Now i am back to basics of RegEx AGAIN...
Here is the search text: (From Unix Shells By Example 4th Ed)
$ cat datafile
northwest NW Charles Main 3.0 .98 3 34
western WE Sharon Gray 5.3 .97 5 23
southwest SW Lewis Dalsass 2.7 .8 2 18
southern SO Suan Chin 5.1 .95 4 15
southeast SE Patricia Hemenway 4.0 .7 4 17
eastern EA TB Savage 4.4 .84 5 20
northeast NE AM Main Jr. 5.1 .94 3 13
north NO Margot Weber 4.5 .89 5 9
central CT Ann Stephens 5.7 .94 5 13
I want to search just word which starts with 's' and ends with 'n'. In this example it is 'southern'.
Distribution: Debian Wheezy/Jessie/Sid, Linux Mint DE
You are mixing matching and output.
Regular expressions are greedy, so the regular expression s.*n matches southern SO Suan Chin. It would have matched southern foo bar as well.
With \bs.*n\b you made sure that the match would be on southern, and not on southern SO Suan Chin.
But it doesn't make any difference, because grep outputs the entire line where a match is found. You will always get the entire line, not the matching word.
You'd better use sed for this:
cat file.txt | sed -n 's/\(^s[a-z]*n\).*/\1/p'
What it does:
-n: don't print until a match is found
\(...\): create a match which is referred to by \1
^: only the first word
s[a-z]*n: must be characters starting with 's', and arbitrary number of a-z and ending with 'n'
.*: make sure the line is matched
\1: print only the first match
p: really do print if a match is found
Please remember that I am not a sed expert, there are member here who can output a Shakespeare sonnet writing down 20 characters of sed code.

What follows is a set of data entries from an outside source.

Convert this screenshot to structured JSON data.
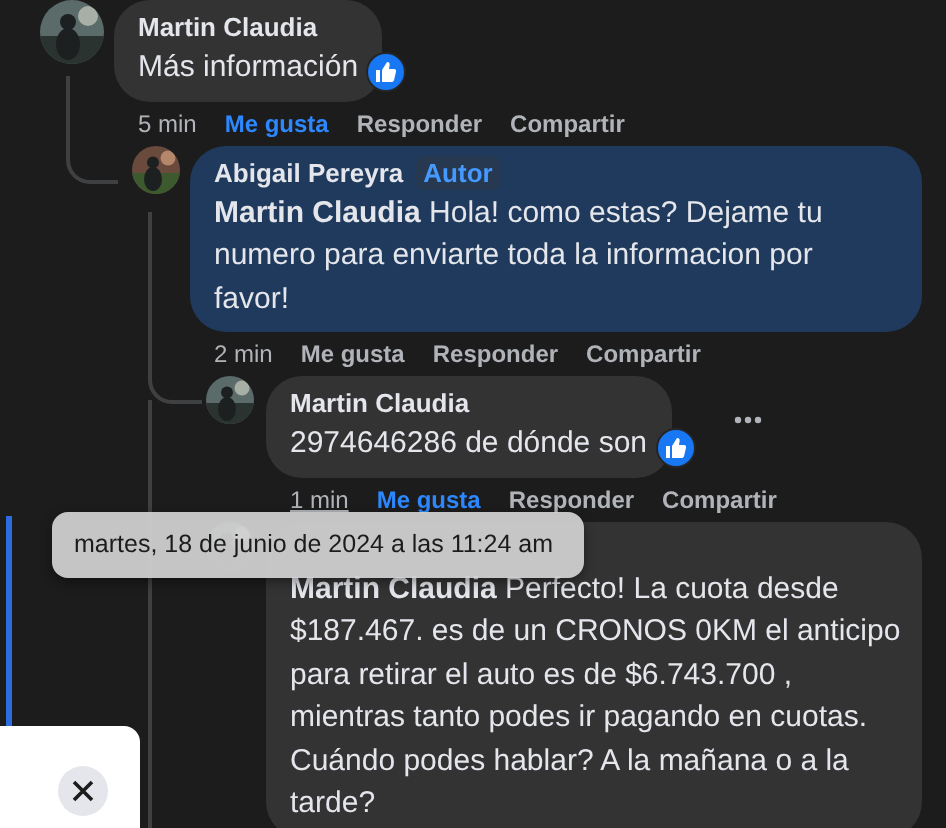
{
  "comments": [
    {
      "author": "Martin Claudia",
      "text": "Más información",
      "highlighted": false,
      "reaction": true,
      "actions": [
        {
          "label": "5 min",
          "kind": "time",
          "hovered": false
        },
        {
          "label": "Me gusta",
          "kind": "like",
          "selected": true
        },
        {
          "label": "Responder",
          "kind": "reply"
        },
        {
          "label": "Compartir",
          "kind": "share"
        }
      ],
      "replies": [
        {
          "author": "Abigail Pereyra",
          "badge": "Autor",
          "text": "**Martin Claudia** Hola! como estas? Dejame tu numero para enviarte toda la informacion por favor!",
          "highlighted": true,
          "actions": [
            {
              "label": "2 min",
              "kind": "time",
              "hovered": false
            },
            {
              "label": "Me gusta",
              "kind": "like",
              "selected": false
            },
            {
              "label": "Responder",
              "kind": "reply"
            },
            {
              "label": "Compartir",
              "kind": "share"
            }
          ],
          "replies": [
            {
              "author": "Martin Claudia",
              "text": "2974646286 de dónde son",
              "highlighted": false,
              "reaction": true,
              "more_options": true,
              "actions": [
                {
                  "label": "1 min",
                  "kind": "time",
                  "hovered": true
                },
                {
                  "label": "Me gusta",
                  "kind": "like",
                  "selected": true
                },
                {
                  "label": "Responder",
                  "kind": "reply"
                },
                {
                  "label": "Compartir",
                  "kind": "share"
                }
              ]
            },
            {
              "text": "**Martin Claudia** Perfecto! La cuota desde $187.467. es de un CRONOS 0KM el anticipo para retirar el auto es de $6.743.700 , mientras tanto podes ir pagando en cuotas. Cuándo podes hablar? A la mañana o a la tarde?",
              "highlighted": false
            }
          ]
        }
      ]
    }
  ],
  "tooltip": {
    "text": "martes, 18 de junio de 2024 a las 11:24 am"
  },
  "side_panel": {
    "close_button": true
  }
}
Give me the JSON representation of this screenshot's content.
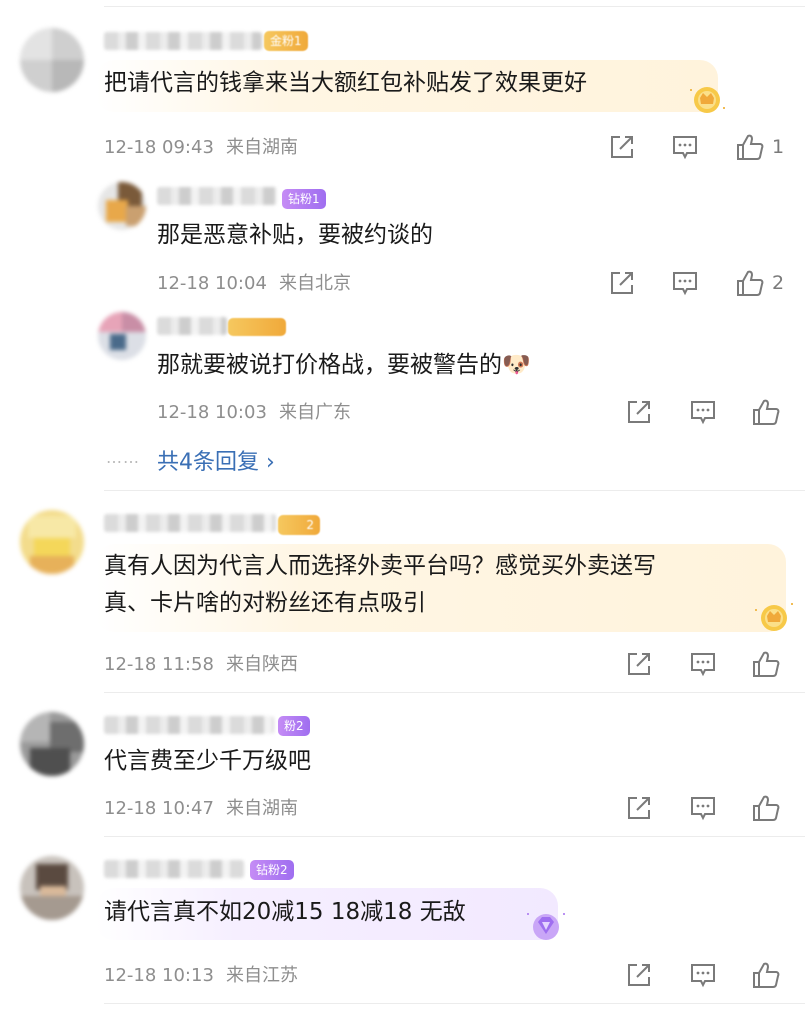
{
  "comments": [
    {
      "badge": "金粉1",
      "text": "把请代言的钱拿来当大额红包补贴发了效果更好",
      "time": "12-18 09:43",
      "location": "来自湖南",
      "likes": "1"
    },
    {
      "badge": "钻粉1",
      "text": "那是恶意补贴，要被约谈的",
      "time": "12-18 10:04",
      "location": "来自北京",
      "likes": "2"
    },
    {
      "badge": "",
      "text": "那就要被说打价格战，要被警告的🐶",
      "time": "12-18 10:03",
      "location": "来自广东",
      "likes": ""
    },
    {
      "badge": "2",
      "text_line1": "真有人因为代言人而选择外卖平台吗？感觉买外卖送写",
      "text_line2": "真、卡片啥的对粉丝还有点吸引",
      "time": "12-18 11:58",
      "location": "来自陕西",
      "likes": ""
    },
    {
      "badge": "粉2",
      "text": "代言费至少千万级吧",
      "time": "12-18 10:47",
      "location": "来自湖南",
      "likes": ""
    },
    {
      "badge": "钻粉2",
      "text": "请代言真不如20减15 18减18 无敌",
      "time": "12-18 10:13",
      "location": "来自江苏",
      "likes": ""
    }
  ],
  "more_replies": {
    "dots": "……",
    "label": "共4条回复 ›"
  },
  "colors": {
    "link": "#3a6fb5",
    "meta": "#8e8e8e",
    "gold_badge": "#f0a93a",
    "purple_badge": "#9f6ef0"
  },
  "icons": [
    "share-icon",
    "comment-icon",
    "like-icon",
    "gold-crown-icon",
    "purple-gem-icon"
  ]
}
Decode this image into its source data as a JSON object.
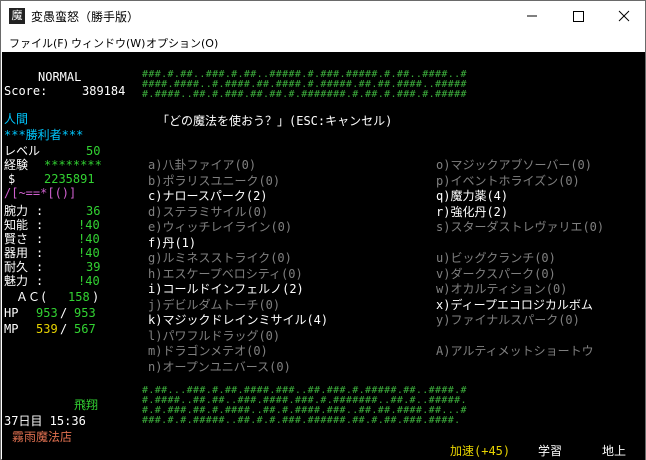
{
  "window": {
    "title": "変愚蛮怒（勝手版）",
    "icon": "app-icon"
  },
  "menu": {
    "items": [
      "ファイル(F)",
      "ウィンドウ(W)",
      "オプション(O)"
    ]
  },
  "sidebar": {
    "difficulty": "NORMAL",
    "score_label": "Score:",
    "score": "389184",
    "race": "人間",
    "title": "***勝利者***",
    "level_label": "レベル",
    "level": "50",
    "exp_label": "経験",
    "exp": "********",
    "gold_label": "$",
    "gold": "2235891",
    "equip_glyphs": "/[~==*[()]",
    "stats": [
      {
        "name": "腕力",
        "sep": ":",
        "value": "36"
      },
      {
        "name": "知能",
        "sep": ":",
        "value": "!40"
      },
      {
        "name": "賢さ",
        "sep": ":",
        "value": "!40"
      },
      {
        "name": "器用",
        "sep": ":",
        "value": "!40"
      },
      {
        "name": "耐久",
        "sep": ":",
        "value": "39"
      },
      {
        "name": "魅力",
        "sep": ":",
        "value": "!40"
      }
    ],
    "ac_label": "ＡＣ(",
    "ac": "158",
    "ac_close": ")",
    "hp_label": "HP",
    "hp": "953",
    "hp_max": "953",
    "mp_label": "MP",
    "mp": "539",
    "mp_max": "567",
    "status_fly": "飛翔",
    "date": "37日目 15:36",
    "location": "霧雨魔法店"
  },
  "prompt": "「どの魔法を使おう？」(ESC:キャンセル)",
  "spells_left": [
    {
      "text": "a)八卦ファイア(0)",
      "state": "dim"
    },
    {
      "text": "b)ポラリスユニーク(0)",
      "state": "dim"
    },
    {
      "text": "c)ナロースパーク(2)",
      "state": "on"
    },
    {
      "text": "d)ステラミサイル(0)",
      "state": "dim"
    },
    {
      "text": "e)ウィッチレイライン(0)",
      "state": "dim"
    },
    {
      "text": "f)丹(1)",
      "state": "on"
    },
    {
      "text": "g)ルミネスストライク(0)",
      "state": "dim"
    },
    {
      "text": "h)エスケープベロシティ(0)",
      "state": "dim"
    },
    {
      "text": "i)コールドインフェルノ(2)",
      "state": "on"
    },
    {
      "text": "j)デビルダムトーチ(0)",
      "state": "dim"
    },
    {
      "text": "k)マジックドレインミサイル(4)",
      "state": "on"
    },
    {
      "text": "l)パワフルドラッグ(0)",
      "state": "dim"
    },
    {
      "text": "m)ドラゴンメテオ(0)",
      "state": "dim"
    },
    {
      "text": "n)オープンユニバース(0)",
      "state": "dim"
    }
  ],
  "spells_right": [
    {
      "text": "o)マジックアブソーバー(0)",
      "state": "dim"
    },
    {
      "text": "p)イベントホライズン(0)",
      "state": "dim"
    },
    {
      "text": "q)魔力薬(4)",
      "state": "on"
    },
    {
      "text": "r)強化丹(2)",
      "state": "on"
    },
    {
      "text": "s)スターダストレヴァリエ(0)",
      "state": "dim"
    },
    {
      "text": "",
      "state": "dim"
    },
    {
      "text": "u)ビッグクランチ(0)",
      "state": "dim"
    },
    {
      "text": "v)ダークスパーク(0)",
      "state": "dim"
    },
    {
      "text": "w)オカルティション(0)",
      "state": "dim"
    },
    {
      "text": "x)ディープエコロジカルボム",
      "state": "on"
    },
    {
      "text": "y)ファイナルスパーク(0)",
      "state": "dim"
    },
    {
      "text": "",
      "state": "dim"
    },
    {
      "text": "A)アルティメットショートウ",
      "state": "dim"
    }
  ],
  "map_top": [
    "###.#.##..###.#.##..#####.#.###.#####.#.##..####..#",
    "####.####..#.####.##.####.#.#####.##.##.####..#####",
    "#.####..##.#.###.##.##.#.#######.#.##.#.###.#.#####"
  ],
  "map_bottom": [
    "#.##...###.#.##.####.###..##.###.#.#####.##..####.#",
    "#.####..##.##..###.####.###.#.#######..##.#..#####.",
    "#.#.###.##.#.####..##.#.####.###..##.##.####.##...#",
    "###.#.#.#####..##.#.#.###.######.##.#.##.###.####."
  ],
  "statusbar": {
    "speed": "加速(+45)",
    "study": "学習",
    "depth": "地上"
  },
  "colors": {
    "terminal_bg": "#000000",
    "map_green": "#3cae3c",
    "highlight_cyan": "#00c8ff",
    "stat_green": "#32d232",
    "yellow": "#e6d200",
    "orange": "#e07050"
  }
}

Incidentally, gnugrep also offers the -P option, which allows the use of Perl-Compatible Regular Expressions. And in PCRE, you can turn off greediness by following the normally-greedy token with a question mark. Then it will return the shortest possible match instead of the longest.
grep -oP '\bs.*?n\b' infile
And here's a version you can use that will only match whole words that start with s and end with n, even if there's another n inside them (e.g. 'sundown').
grep -oE '\bs\w*n\b' infile
'\w' is a synonym for a "word" character, that is "a-zA-Z0-9_". So it will fail to match if there are any non-word characters between the s and n.
You could also do some clever stuff with \B, which is the inverse of \b, and will only match the zero-width space between two word (or two non-word) characters.
Finally, though, since grep operates in a line-wise fashion, even with the -o option it will still output every matching substring on the line, if there are multiples. You can't make it stop at the first instance (unless the expression is anchored with ^/$), although you can make it stop after the first line, with the -m option.
For finer control when working with column-delimited text like this, you'll probably want to use awk instead.
I found '\bs.*?n\b' very helpful as it return all the words between 's' and 'n' like 'southern', 'south9ern' and 'south#ern'. Whereas '\bs\w*n\b' will only return 'southern' and 'south9ern', which is natural as \w = [a-zA-Z0-9_].
Also, both -E and -P returns same results and that in man page -P is said to be experimental, so I find -E will be safe to use.